Нет, говорю, не буду записывать, что там у тебя в ранце понапихано. Однако он уже вошел в раж. «Смотри, смотри, сейчас пойдет самое интересное! Начнем с того, что сбоку привешено. Котелки походные, один венгерский, другой — итальянский. Гравировка на нем больно красивая, ты только глянь…» На котелке процарапана ножиком надпись: Agosta bella, quanto ti sospiro. Затем вырезано сердечко, и ниже: Sono stato fatto prigionero 23-9-43. Villa Davidovca. И крупными буквами сбоку: Mamma, a te ritorno[6]…
* * *
На этом перечень обрываю, ему конца-края не видать, а мы пока что дошли только до бокового кармашка ранца. Но уже из вышеназванного читателю ясно, что бесчисленные сокровища моего соседа по довоенным меркам не дорого стоят. Всей этой уйме барахла красная цена — долларов пять; шесть пудов зерна за накопленное в течение трех лет имущество. Хозяин ни за что не расстанется ни с гвоздиком, ни с носовым платком, ни с единой, пусть даже ношенной, вещью. Все, говорит, домой увезу. Что ж, пусть увозит.

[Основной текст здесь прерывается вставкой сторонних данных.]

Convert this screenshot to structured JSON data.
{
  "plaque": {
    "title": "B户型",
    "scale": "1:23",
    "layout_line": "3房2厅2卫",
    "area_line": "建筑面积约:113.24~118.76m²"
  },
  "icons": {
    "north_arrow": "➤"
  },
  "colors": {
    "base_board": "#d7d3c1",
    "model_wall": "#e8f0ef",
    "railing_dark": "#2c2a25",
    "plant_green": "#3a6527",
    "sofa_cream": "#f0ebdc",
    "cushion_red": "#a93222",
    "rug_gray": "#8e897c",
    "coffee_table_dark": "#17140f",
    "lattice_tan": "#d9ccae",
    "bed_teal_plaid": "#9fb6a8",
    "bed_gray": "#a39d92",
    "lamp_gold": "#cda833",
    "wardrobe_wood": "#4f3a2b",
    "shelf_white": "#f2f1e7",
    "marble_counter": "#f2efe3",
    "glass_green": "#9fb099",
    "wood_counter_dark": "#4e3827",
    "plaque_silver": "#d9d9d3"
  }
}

Полноты ради следует предоставить слово неимущему, одному из простолюдинов. Габор Ковач до войны работал слесарем на Чепельском заводе. На боку у него болтается тощая сума — ни дать ни взять дохлая кошка. «И это все, что у тебя есть?» Хозяин показывает, что там не так уж и мало: с десяток каких-то мятых тряпок, консервные банки, приспособленные под коробки; на одной из них можно прочесть надпись: Oscar Mayer's Cooked Pork. Chicago, Ill. «Американская! — хвастает Ковач. Затем достает из сумы красную целлулоидную коробочку, нечто вроде масленки. — Хочешь?»

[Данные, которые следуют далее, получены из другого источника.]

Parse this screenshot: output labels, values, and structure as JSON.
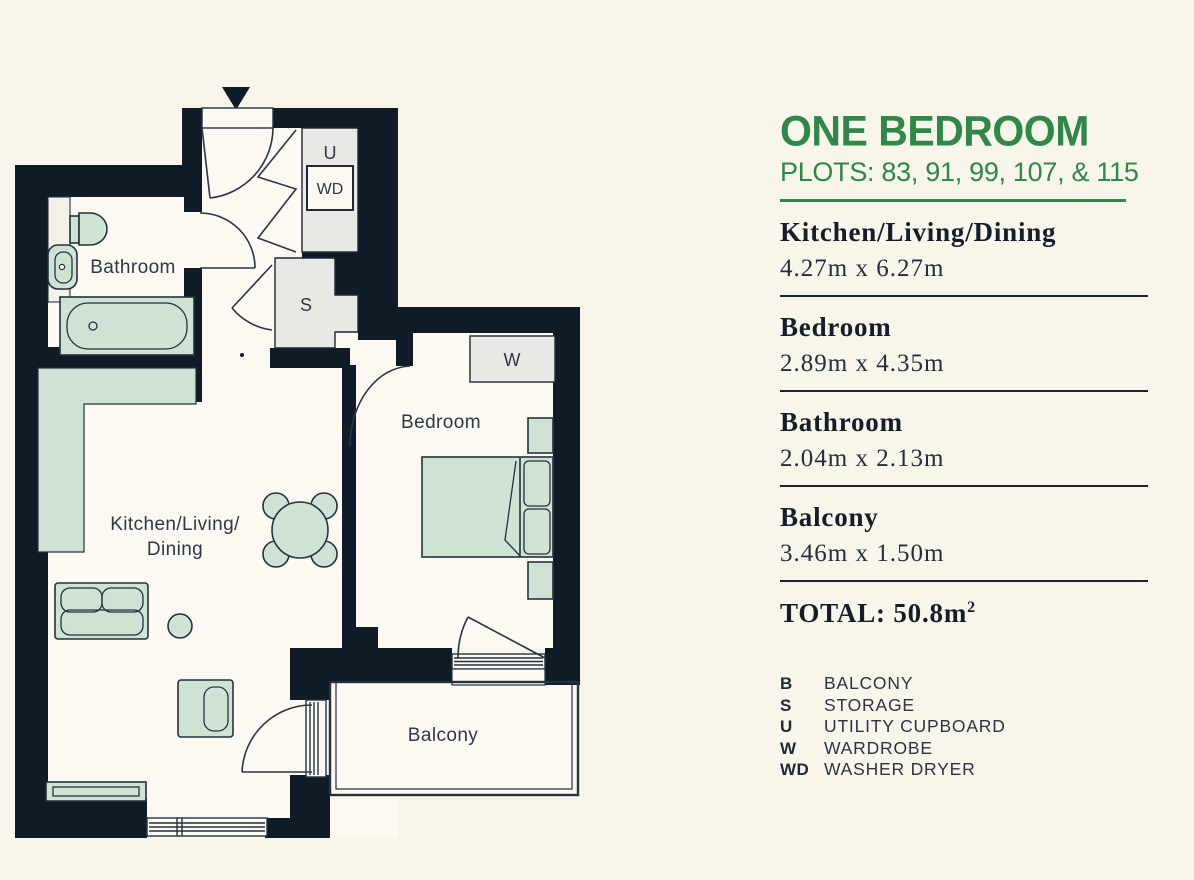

Нет, зачем мне? Тогда он предлагает другую, жестяную коробочку — табак хранить. «Ты посмотри, какая красота! Внутри золоченая, сверкает, точно зеркало. Жаль, крышки у нее нет… — он задумывается на миг и решительно добавляет: — Дарю тебе. Бери!» Коробка мне не нужна, и я прощаюсь с Ковачем. Он несколько обижен моим пренебрежительным отношением к его вещам. Ему кажется, я считаю его бедняком. Попробуй объясни, что бедный, на мой взгляд, не он, а тот, из комитата Ноград, обладатель трех пар итальянских носков. Я и не пытаюсь объяснить — все равно он мне не поверит.